Kita memang pernah duduk di sebuah beranda menyaksikan sore tergesa, berlarian di sebuah lapangan desa menyisakan asam di ketiak kanak-kanak.

Kau menghidangkan kopi tapi tak berkata-kata, kedua pipimu lembab seperti bunga-bunga leli di pot tanah liat. Lenganmu tidak putih dan acap gemetar seperti 9 tahun yang lalu. Tapi itu semua peristiwa yang terlalu biasa bukan? Aku tak memeluk, apalagi menciummu. Engkau tak menyandarkan kepala di bahu ringkihku. Semua hal istimewa yang bisa dibayangkan dalam asmara tak ada pada kita. Bahkan cinta, mungkin memang ada, tapi tak sempat memberikan apa-apa. Barangkali juga bukan tak sempat melainkan tak mungkin.

Apabila aku tak memintamu kembali ketika kau berpamitan pergi itu lantaran kedua matamu telah menangisi sesuatu yang hanya dijumpai di lubuk paling sunyi.

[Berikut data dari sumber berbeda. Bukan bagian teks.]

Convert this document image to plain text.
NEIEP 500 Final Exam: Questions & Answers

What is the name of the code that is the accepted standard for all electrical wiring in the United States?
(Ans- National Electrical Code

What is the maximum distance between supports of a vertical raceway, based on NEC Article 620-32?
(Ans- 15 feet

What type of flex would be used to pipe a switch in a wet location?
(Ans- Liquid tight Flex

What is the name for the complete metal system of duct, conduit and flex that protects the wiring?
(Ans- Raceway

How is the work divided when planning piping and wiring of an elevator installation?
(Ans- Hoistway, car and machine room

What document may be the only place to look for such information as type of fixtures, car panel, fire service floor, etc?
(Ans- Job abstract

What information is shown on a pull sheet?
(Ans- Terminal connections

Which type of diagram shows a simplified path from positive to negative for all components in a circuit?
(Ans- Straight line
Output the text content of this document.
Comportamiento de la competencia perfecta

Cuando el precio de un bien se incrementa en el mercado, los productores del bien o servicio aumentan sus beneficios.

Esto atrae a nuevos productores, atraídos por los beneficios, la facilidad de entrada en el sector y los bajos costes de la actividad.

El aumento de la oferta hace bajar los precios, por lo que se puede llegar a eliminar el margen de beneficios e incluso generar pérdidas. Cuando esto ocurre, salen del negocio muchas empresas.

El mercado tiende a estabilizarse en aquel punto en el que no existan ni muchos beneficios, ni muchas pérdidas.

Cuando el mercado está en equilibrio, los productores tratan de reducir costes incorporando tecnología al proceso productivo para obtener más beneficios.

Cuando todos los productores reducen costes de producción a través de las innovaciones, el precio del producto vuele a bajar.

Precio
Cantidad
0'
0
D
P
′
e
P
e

Maafkanlah aku, karena akhirnya harus menuliskan semua ini. Jiwaku hanyalah sebuah wilayah gelap dan telah menjadi terang karena mencintaimu. Aku telah berada di tempat tertinggi dari semua puncak. Di mana jurang terdalam telah dengan sabar menantiku. Apabila kau mengabaikanku, itulah saatnya aku akan terjatuh dan menjadi rela kerenamu.

Analisis Puisi:

Puisi "Prosa-Prosa yang Hendak Dilupakan" menampilkan narator yang menengok kembali fragmen-fragmen perjalanan emosional—pertemuan di kapal, malam yang gelap, percakapan singkat, dan perpisahan—serta menimbang antara kenangan, penyesalan, dan penerimaan. Gaya bahasa naratif, introspektif, dan agak teatrikal membuat puisi ini terasa seperti serangkaian catatan batin yang rapuh namun jujur.

Tema

Tema pokok puisi ini adalah kenangan asmara yang ambigu: antara rindu dan keikhlasan melepaskan. Di lapisan lebih luas muncul tema-tema pendukung tentang kesunyian eksistensial, ketidaktentuan arah hidup, dan upaya memberi bentuk (menulis) terhadap pengalaman yang rawan hilang.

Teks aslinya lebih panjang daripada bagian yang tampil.